No point in rehashing all the coverage of Chirp, as I have been tweeting live from the event - what else? You can read my stream, or scan the coverage on the #chirp stream (or the #chirpqa back channel).
Just a note here to convey my impressions of the event and to describe my hack.
During the warm-up music, they played Pearl Jam - some old school rock. To me, it summed up the whole event at an emotional level. I recall seeing Pearl Jam backing in their early days. It was their first London gig at the Brixton Academy. The "early days" is the sentiment here. It was one of those gigs that you could say (years later) - "I was there, at their first gig." It was during the early history of grunge about to go mainstream. (The pre-history was lost on UK-ers who couldn't attend the earlier gigs of the Sonic Youth era.)
Ditto the feeling for Chirp, the first ever Twitter developers event. It feels as though this is a special event at the beginning of history. What history is that? The transition of the web to the real-time web, or the "streaming web."
I've been a Twitter user (on and off) since it's earliest days on the radar. I picked it up via a friend who knew that I was working at the time on a site called Thumbcrowd, which was intended to be a text-message group-share service, Twitter-like. With no funding and not a chance, I ditched it.
I can only look with excitement and awe of what these guys are doing. The platform and the ecosystem around Twitter is, to use the fave adjective of the day "awesome." (Although the new verb of the day, which must surely adorn any "streaming web" biz plan is 'Curate.' I'll leave you to discover its meaning in this context.)
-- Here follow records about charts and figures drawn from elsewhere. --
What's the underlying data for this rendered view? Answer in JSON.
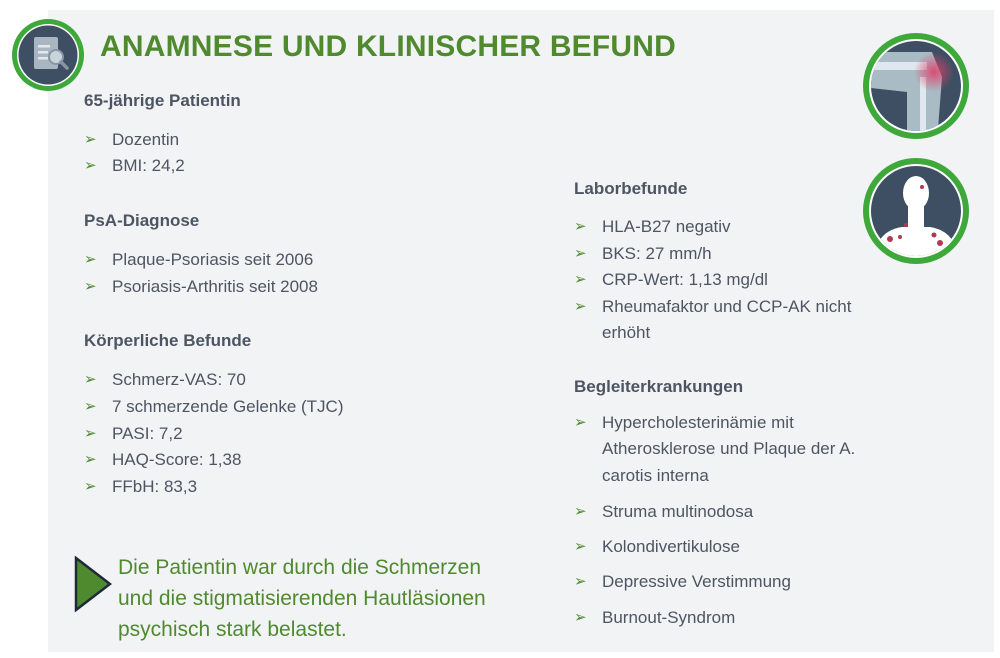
{
  "title": "ANAMNESE UND KLINISCHER BEFUND",
  "colors": {
    "accent": "#4f8a2f",
    "ring": "#3ea83a",
    "icon_bg": "#3e4f63",
    "background": "#f2f3f5"
  },
  "bullet_icon": "arrowhead-bullet",
  "left": [
    {
      "heading": "65-jährige Patientin",
      "items": [
        "Dozentin",
        "BMI: 24,2"
      ]
    },
    {
      "heading": "PsA-Diagnose",
      "items": [
        "Plaque-Psoriasis seit 2006",
        "Psoriasis-Arthritis seit 2008"
      ]
    },
    {
      "heading": "Körperliche Befunde",
      "items": [
        "Schmerz-VAS: 70",
        "7 schmerzende Gelenke (TJC)",
        "PASI: 7,2",
        "HAQ-Score: 1,38",
        "FFbH: 83,3"
      ]
    }
  ],
  "right": [
    {
      "heading": "Laborbefunde",
      "items": [
        "HLA-B27 negativ",
        "BKS: 27 mm/h",
        "CRP-Wert:  1,13 mg/dl",
        "Rheumafaktor und CCP-AK nicht",
        "erhöht"
      ]
    },
    {
      "heading": "Begleiterkrankungen",
      "items": [
        "Hypercholesterinämie mit",
        "Atherosklerose und Plaque der A.",
        "carotis interna",
        "Struma multinodosa",
        "Kolondivertikulose",
        "Depressive Verstimmung",
        "Burnout-Syndrom"
      ]
    }
  ],
  "callout": [
    "Die Patientin war durch die Schmerzen",
    "und die stigmatisierenden Hautläsionen",
    "psychisch stark belastet."
  ]
}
This is surely an ecosystem that is here to stay - and about to explode. It will evolve at a rate of knots. Some of the new API announcements from Twitter, like @anywhere and the User Streams are going to blow an even bigger hole in the net. Check out the new Twitter developer site for details.
The announcement, at last, of a business model, is also interesting. Lots of questions about promoted tweets and whether or not the concept of "tweet resonance" is the new secret sauce of search. Who knows? The Twitter execs certainly didn't seem to know. But it seems they're in no rush. Their ambitions are for 1 BILLION users. With that kind of ambition and the talent that they seem to possess, it's not an unlikely target.
Moving on to my hack...
It's a simple idea, but something I had been dying to try.
I have a US number that I rent from Twilio. For the hack, I connected it to a backend that scans my tweets and uses them to control the call. I can DM a tweet to the Twitter account associated with the number and the content of the tweet will be used as the voice announcement upon answering (using text-to-speech).
If I append the hashtag #call, then it means that I'm available to take the call, in which case the announcement will play out, followed by "connect you..." and then a call forward to my mobile. If I'm not available (leave off the hashtag), then it forwards to a voicemail (to email) service (which also includes speech to text).
It seems like the obvious thing to do. After all, if Twitter is all about "my status," then that's what I want to use to control comms. It just seems more natural.
If I miss a call, I get a direct message to tell me the caller ID, so I could phone back if I wish. I had also been thinking to use this to initiate an immediate IM chat online (like one of those Livechat services), but that's for another time.
I'm around at day 2 for anyone who wants a demo.